Nécessité d’une formation continue en ETP

L’augmentation constante du nombre de malades chroniques est dûe, en partie, au progrès des stratégies  thérapeutiques : les patient(e)s atteint(e)s de maladies à pronostic incer­tain voient leur durée de rémission, de vie allongée. Cela crée, de la part de ces malades, une autre demande en termes d’organisation, de nouveaux services, de ressources humaines, de formation, de compétences des soignants.

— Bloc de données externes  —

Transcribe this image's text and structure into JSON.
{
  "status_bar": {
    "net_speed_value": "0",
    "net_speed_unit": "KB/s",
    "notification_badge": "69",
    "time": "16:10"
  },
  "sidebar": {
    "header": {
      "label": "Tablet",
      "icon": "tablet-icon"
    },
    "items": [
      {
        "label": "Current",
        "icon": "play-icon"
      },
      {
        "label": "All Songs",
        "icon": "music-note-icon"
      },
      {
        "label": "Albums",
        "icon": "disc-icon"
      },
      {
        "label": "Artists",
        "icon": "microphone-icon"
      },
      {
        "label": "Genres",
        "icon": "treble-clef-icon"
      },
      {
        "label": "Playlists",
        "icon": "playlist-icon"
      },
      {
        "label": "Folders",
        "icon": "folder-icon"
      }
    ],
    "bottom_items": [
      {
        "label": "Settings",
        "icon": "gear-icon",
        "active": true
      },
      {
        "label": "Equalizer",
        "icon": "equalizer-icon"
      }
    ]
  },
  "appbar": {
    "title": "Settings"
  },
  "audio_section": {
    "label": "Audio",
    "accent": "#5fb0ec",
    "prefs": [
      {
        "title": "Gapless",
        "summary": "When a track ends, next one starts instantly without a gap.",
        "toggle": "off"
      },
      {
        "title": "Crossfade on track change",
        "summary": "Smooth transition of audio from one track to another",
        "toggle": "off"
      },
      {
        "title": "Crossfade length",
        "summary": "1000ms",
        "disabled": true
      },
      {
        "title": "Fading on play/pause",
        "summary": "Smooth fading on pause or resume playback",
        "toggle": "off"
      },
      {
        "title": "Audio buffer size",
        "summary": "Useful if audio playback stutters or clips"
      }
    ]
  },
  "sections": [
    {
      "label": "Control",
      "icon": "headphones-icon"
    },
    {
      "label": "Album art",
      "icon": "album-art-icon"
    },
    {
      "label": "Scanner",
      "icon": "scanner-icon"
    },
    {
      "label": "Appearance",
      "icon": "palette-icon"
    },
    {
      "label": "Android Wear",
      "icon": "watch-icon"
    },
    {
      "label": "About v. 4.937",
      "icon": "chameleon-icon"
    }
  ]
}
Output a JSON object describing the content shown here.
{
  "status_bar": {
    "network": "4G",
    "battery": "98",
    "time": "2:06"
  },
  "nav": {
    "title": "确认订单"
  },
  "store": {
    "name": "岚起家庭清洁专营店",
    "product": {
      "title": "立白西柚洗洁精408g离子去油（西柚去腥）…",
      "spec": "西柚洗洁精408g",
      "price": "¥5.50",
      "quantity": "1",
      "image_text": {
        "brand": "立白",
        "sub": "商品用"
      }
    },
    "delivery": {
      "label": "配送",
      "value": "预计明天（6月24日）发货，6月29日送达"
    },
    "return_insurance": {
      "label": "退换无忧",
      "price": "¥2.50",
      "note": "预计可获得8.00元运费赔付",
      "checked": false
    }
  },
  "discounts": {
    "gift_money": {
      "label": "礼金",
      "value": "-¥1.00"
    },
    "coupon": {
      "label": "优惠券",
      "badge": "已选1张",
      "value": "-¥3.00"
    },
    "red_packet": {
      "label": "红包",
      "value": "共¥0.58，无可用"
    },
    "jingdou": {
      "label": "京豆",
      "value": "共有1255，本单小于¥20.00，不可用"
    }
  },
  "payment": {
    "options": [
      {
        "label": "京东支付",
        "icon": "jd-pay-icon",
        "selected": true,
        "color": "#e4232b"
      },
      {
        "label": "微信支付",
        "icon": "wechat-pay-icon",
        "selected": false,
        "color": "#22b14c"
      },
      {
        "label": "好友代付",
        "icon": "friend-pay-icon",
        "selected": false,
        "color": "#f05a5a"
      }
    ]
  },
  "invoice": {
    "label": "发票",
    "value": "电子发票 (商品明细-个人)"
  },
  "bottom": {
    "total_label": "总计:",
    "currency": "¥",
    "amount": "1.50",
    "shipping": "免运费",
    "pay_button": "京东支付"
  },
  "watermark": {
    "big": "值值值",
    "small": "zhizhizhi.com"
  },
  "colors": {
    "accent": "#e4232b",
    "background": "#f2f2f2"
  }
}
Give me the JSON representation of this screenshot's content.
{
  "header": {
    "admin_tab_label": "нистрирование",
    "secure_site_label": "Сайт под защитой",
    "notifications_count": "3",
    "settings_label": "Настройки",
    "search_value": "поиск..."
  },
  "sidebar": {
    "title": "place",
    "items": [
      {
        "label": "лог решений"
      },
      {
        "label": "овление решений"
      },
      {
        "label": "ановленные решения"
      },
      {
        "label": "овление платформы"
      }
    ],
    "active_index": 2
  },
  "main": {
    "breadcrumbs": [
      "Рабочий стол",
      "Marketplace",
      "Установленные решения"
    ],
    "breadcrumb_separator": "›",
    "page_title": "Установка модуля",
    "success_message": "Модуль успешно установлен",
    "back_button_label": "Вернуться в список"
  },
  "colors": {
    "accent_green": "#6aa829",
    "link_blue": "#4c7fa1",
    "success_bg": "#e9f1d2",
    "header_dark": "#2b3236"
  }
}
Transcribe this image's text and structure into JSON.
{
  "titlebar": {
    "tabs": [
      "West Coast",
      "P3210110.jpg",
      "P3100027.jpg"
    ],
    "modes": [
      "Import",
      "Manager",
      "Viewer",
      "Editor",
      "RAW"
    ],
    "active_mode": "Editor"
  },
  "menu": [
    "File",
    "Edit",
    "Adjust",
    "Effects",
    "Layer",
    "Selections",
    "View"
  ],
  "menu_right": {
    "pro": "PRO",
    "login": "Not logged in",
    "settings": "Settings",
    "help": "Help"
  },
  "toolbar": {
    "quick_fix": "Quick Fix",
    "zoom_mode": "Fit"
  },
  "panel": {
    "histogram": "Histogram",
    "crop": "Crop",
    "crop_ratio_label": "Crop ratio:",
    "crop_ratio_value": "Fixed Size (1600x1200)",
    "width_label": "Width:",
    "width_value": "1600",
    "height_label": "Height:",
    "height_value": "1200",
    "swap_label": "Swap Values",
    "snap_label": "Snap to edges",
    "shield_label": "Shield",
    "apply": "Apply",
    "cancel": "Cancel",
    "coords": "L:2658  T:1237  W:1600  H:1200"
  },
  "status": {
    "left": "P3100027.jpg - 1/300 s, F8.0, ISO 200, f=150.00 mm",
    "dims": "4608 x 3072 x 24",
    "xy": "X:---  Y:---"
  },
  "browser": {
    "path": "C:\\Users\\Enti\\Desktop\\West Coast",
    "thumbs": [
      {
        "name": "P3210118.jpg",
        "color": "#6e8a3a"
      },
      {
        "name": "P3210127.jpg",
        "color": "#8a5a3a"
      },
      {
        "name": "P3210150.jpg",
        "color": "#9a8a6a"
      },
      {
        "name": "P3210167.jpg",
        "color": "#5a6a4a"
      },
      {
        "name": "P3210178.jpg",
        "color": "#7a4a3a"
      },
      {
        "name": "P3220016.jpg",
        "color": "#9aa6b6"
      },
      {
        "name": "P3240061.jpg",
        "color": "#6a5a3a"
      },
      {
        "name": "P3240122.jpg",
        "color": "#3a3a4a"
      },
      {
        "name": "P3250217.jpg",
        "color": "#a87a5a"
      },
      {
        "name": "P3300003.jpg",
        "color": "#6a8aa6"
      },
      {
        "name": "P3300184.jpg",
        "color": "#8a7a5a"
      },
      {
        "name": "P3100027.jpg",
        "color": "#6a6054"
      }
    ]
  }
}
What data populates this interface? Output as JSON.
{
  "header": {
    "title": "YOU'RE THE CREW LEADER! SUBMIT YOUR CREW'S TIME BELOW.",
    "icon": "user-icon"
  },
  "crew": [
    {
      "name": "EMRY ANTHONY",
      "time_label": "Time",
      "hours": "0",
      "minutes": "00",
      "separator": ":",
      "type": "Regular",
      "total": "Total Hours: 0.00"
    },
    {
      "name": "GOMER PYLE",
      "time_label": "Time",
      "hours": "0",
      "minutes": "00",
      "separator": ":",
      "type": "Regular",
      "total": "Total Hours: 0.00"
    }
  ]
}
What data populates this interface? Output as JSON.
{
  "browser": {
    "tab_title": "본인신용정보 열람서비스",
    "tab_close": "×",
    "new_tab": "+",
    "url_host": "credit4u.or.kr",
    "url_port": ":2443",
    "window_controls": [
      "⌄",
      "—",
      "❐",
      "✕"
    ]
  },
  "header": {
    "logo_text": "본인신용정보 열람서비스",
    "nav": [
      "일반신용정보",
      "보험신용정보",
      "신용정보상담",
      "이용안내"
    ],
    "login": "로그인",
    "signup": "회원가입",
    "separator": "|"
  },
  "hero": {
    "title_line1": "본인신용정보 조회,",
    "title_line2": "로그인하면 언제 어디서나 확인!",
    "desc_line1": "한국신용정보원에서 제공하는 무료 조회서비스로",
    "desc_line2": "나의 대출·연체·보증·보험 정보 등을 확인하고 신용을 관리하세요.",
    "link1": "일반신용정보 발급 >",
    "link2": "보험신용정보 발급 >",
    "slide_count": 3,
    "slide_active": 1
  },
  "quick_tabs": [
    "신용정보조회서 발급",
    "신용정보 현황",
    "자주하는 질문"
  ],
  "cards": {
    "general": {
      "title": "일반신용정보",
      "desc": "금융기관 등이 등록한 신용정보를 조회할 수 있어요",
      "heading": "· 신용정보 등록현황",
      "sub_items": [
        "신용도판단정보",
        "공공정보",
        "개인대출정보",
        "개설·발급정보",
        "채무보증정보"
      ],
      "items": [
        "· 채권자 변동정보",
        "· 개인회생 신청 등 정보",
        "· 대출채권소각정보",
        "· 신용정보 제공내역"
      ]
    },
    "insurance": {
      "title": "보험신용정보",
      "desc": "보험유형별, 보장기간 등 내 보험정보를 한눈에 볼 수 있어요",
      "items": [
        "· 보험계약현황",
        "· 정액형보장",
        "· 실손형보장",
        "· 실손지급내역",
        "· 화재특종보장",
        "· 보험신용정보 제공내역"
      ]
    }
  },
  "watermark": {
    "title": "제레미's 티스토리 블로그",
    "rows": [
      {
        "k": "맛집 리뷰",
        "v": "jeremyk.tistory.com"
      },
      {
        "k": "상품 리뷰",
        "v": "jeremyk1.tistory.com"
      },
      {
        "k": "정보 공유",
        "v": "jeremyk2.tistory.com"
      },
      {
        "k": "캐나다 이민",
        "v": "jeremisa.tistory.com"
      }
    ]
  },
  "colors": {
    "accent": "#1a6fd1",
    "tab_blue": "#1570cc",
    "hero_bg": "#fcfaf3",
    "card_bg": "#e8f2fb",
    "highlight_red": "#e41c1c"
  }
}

La prévention, l’éducation du patient, l’éducation à la santé sont des problématiques récurrentes auxquelles la médecine seule  ne peut pas répondre et qui, ne peuvent être traitées seulement par des approches de soins mono-disciplinaires .Or la démarche éducative prend une place de plus en plus importante dans les soins infirmiers .Elle requiert certaines connaissances notamment en sciences humaines et sociales. La désignation “démarche éducative” recoupe des composantes aussi hétérogènes que les actions d’éducation thérapeutique dans le diabète, l’hypertension et l’asthme, l’accompagnement dans les soins palliatifs, le traitement de la dou­leur… Elle regroupe en fait tout ce qui n’est pas du soin strictement technique et implique une néces­saire relation avec le patient. Pour ne citer que le référentiel de la démarche éducative dans l’éducation du patient asthmatique, il est demandé aux infirmiers(es) de poser un diagnostic éducatif, d’évaluer les connaissances et les compétences du patient afin de définir un programme d’éducation thérapeutique adapté. Ensuite, ce programme doit donner lieu à une évaluation avec des indicateurs et des critères pertinents. Plus récemment, la publi­cation du manuel d’accréditation des établisse­ments de santé (version de septembre 2004) insiste sur la prise en compte des attentes du patient, l’ex-pression de celles-ci et son degré de satisfaction, ainsi que sur la qualité des démarches d’évaluation du service rendu.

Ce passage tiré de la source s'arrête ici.